1. Who is Zadie Smith, and why should we pay attention to her essay?
  2. In what ways does Smith “distinguish between joy and pleasure” and how do these distinctions match up with your own interpretations of the two experiences?
  3. According to Smith, why is joy difficult to manage, and live with? Do you agree with her? Why or why not? Practice using a complete Quote Sandwich (utilizing a direct quote from the essay) within your response.
  4. In a well-developed paragraph, respond to the following question: What’s the value of reading about, thinking about, and discussing joy?
  5. How does Smith’s essay overlap or connect or contradict previous readings from this semester?

d

  1. Zadie Smith is an English author who has written many novels, essays, and short stories. Her essay, “Joy”, examines what she believes to be an important distinction between everyday pleasures and true joy, as well as her personal history with joy as a complicated emotion.
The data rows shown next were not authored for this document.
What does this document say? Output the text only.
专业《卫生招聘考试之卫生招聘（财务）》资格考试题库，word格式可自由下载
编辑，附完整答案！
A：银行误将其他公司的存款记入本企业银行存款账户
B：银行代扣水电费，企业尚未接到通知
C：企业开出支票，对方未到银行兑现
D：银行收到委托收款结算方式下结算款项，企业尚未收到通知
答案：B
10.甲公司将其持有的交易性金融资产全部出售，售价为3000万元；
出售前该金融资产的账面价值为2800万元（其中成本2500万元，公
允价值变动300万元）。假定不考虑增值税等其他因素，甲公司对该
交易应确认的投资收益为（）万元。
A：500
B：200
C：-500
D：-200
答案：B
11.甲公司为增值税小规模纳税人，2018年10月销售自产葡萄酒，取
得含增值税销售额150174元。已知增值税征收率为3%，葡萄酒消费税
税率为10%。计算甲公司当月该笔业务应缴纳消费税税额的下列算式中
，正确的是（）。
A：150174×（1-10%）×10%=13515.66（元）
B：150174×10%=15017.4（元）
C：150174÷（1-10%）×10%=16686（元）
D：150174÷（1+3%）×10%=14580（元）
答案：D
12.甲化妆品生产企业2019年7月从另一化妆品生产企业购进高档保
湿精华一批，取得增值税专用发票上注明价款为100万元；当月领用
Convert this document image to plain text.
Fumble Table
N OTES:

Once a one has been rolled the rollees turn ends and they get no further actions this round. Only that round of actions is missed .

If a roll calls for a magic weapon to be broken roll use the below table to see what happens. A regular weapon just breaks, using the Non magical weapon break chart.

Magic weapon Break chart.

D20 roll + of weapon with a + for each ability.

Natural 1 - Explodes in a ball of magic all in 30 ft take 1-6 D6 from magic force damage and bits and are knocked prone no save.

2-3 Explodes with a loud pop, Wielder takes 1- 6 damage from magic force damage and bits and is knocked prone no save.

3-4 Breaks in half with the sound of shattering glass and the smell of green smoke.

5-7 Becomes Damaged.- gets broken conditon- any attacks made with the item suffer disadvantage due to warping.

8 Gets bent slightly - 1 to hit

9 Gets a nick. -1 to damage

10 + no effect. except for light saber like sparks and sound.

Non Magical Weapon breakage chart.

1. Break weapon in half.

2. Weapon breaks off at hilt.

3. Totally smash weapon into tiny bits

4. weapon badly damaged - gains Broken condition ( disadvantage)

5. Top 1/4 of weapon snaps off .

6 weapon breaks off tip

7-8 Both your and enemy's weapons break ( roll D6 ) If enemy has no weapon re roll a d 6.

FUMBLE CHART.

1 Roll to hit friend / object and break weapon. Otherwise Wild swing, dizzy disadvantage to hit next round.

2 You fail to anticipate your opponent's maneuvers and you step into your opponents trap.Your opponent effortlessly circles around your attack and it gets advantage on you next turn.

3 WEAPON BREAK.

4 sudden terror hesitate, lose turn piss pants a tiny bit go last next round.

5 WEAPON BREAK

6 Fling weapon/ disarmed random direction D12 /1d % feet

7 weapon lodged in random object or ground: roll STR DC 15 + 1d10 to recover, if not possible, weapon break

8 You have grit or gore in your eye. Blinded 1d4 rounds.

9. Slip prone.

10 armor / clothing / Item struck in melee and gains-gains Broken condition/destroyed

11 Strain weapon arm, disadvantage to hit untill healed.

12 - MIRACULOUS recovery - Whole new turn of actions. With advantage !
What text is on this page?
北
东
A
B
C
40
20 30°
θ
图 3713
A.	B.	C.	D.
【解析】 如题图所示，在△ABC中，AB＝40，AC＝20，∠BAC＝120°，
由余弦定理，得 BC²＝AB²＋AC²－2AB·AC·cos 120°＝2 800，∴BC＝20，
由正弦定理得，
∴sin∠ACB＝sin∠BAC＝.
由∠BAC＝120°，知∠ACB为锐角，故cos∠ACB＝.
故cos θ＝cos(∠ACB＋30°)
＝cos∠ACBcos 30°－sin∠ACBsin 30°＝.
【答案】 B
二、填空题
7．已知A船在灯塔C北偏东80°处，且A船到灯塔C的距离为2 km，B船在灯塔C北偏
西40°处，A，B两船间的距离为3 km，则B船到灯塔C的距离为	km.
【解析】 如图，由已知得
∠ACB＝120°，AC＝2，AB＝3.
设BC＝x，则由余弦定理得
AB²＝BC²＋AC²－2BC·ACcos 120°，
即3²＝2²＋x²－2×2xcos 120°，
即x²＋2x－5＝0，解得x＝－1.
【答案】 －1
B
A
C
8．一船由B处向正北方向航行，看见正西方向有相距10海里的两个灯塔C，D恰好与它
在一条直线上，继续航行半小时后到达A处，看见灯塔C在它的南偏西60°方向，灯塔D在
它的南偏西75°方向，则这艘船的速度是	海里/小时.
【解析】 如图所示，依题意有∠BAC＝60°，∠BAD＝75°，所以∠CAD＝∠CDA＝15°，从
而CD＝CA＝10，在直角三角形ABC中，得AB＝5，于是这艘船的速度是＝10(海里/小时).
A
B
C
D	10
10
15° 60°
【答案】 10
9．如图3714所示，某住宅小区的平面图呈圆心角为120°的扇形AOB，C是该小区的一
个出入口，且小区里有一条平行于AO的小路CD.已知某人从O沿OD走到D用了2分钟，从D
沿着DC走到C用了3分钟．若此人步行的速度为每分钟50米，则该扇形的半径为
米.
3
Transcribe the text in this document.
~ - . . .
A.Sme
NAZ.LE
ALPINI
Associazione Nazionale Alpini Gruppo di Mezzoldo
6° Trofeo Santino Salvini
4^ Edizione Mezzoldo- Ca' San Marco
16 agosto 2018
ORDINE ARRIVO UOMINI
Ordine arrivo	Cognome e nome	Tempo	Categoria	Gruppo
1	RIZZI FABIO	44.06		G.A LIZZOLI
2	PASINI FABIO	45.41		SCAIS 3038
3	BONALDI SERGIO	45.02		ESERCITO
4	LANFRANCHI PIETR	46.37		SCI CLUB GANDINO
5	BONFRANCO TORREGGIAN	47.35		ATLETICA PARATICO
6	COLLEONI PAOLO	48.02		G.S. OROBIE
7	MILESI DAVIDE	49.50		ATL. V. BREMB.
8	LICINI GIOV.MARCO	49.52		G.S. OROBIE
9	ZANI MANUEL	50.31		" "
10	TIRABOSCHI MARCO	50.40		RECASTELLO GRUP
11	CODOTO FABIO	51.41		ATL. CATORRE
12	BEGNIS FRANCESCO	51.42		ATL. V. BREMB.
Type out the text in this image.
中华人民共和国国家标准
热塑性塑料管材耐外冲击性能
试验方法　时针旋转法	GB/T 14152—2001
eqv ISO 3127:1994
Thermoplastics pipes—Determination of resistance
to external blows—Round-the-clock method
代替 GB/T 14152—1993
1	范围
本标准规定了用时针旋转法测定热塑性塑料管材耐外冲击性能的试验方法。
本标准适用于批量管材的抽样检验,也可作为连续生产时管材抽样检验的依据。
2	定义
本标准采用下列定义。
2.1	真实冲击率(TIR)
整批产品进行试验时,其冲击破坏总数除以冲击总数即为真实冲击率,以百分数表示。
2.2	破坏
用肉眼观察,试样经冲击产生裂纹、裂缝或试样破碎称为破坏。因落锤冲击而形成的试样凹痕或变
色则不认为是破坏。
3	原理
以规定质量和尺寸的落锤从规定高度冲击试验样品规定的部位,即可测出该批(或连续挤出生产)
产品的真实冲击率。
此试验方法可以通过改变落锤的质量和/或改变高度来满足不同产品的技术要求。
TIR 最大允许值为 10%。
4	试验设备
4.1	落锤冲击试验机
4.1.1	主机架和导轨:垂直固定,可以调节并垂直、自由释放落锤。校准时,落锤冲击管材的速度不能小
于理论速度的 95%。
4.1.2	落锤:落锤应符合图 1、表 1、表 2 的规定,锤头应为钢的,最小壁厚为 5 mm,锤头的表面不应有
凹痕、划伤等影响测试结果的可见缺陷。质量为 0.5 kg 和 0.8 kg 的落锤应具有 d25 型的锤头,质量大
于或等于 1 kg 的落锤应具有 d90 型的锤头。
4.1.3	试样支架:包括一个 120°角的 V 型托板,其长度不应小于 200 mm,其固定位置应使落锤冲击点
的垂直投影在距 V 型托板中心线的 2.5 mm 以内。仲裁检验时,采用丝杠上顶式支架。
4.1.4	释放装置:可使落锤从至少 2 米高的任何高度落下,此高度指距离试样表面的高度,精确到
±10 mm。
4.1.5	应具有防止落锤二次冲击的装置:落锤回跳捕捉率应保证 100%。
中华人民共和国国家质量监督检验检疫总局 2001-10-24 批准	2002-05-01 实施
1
While I don’t necessarily agree with all of Smith’s points, her essay is still important to pay attention to because it offers a close look at how she interprets joy as an individual, which can provide insight into one’s own experiences with joy, whether they are similar or vastly different.
  2. Zadie Smith defines the distinction between pleasure and joy more or less in how much it hurts to lose them. According to Smith, “The end of a pleasure brings no great harm to anyone, after all, and can always be replaced with another of more or less equal worth”, but joy “hurts just as much as it is worth”(9). By separating Joy and pleasure by their value, Smith proposes that although pleasure is a much easier emotion, joy brings life depth that pleasure cannot attain. However in doing so, Smith creates a complete separation between joy and pleasure that I do not find to be useful in practice. Many times I experienced joy in moments that were not as profound or ephemeral as Smith’s definition of joy. There is definitely something to be said for finding joy in life’s moments of greatest impact, but often I’ve found that the true value of joy is that it can be sought and found in even small moments, or moments then tend towards absolute hopelessness.
  3. Smith discusses how, when compared to the comfort of pleasures, joy is quite often less desirable, even though it produces the defining moments of our lives. Smith states that joy is a difficult emotion because “it has very little real pleasure in it”(9). Smith’s belief that joy does not often carry with it the feel-good emotions that she associates with pleasure makes it easy to see why she would be uncertain about wanting to experience more instances of joy (1). However, even if I agreed with Smith’s definition of joy as moments of intense emotional highs, it doesn’t seem like that is completely separate from pleasure. The only thing that changes between how Smith describes an experience of joy and how she describes an experience of pleasure is the overall significance of the experience. She explains why there was joy when she fell in love and when she danced in a drug-induced frenzy, surrounded by similarly inebriated people. However, she doesn’t make the distinction that joy lacks pleasure until the end of her essay, and her own experiences don’t seem to support that claim. She makes it seem like joy and pleasure cannot be experienced simultaneously, but I believe that where joy can be found there must also be some pleasure along with it.
  4. The value that is derived from the discussion of joy is that discussing joy has a way of bringing it into the center of our view. When we discuss joy, consider its implications, and look back to times when we experienced joy, it forces us into a mindset where we are more inclined to look for joy in daily life. If we are making an effort to search for those moments of joy in life, it can help to clear away a bit of the overwhelming noise of negativity that we are so often bombarded with, be it from the high concentration of depressing news stories that come on the TV or the loudest voices on social media which too often echo the worst parts of humanity. There is value in bringing joy into life’s conversation because it has become an increasingly rare topic, even though joy is the most crucial ingredient to stand strong against adversity.
  5. While Smith’s interpretation of joy is that it comes about in life’s most intense and profound experiences, I think that DFW makes a valuable point about how individuals derive meaning from experiences that supports how joy is a choice rather than a reaction. DFW says that although we often examine how “the exact same experience can mean two totally different things to two different people”, we rarely consider that the reason it means different things is because “how we construct meaning [is] actually a matter of personal, intentional choice” (Wallace 2). Here, DFW opposes the common idea that our beliefs are totally shaped by our surroundings, and that we have little to no control over them. If DFW is correct in his claim that we get to decide what has meaning and what doesn’t, as I believe he is, then it is reasonable to say that we also get to decide what brings us joy. However, Zadie Smith’s essay opposes the idea that joy is a choice, as she places great emphasis on experiences which cause joy.  She demonstrates her belief when she writes about how taking ecstasy and dancing at a club made her become a “small piece of joy” (Smith 7). It is clear from the importance that Smith places on the wild night at the club that she believes her situation caused her to become joy, rather than any conscious choice to find joy in the situation. While both DFW and Smith assert that there is a connection between our experiences and the meaning or emotions that are found in them, they each have opposite opinions about which is caused by the other.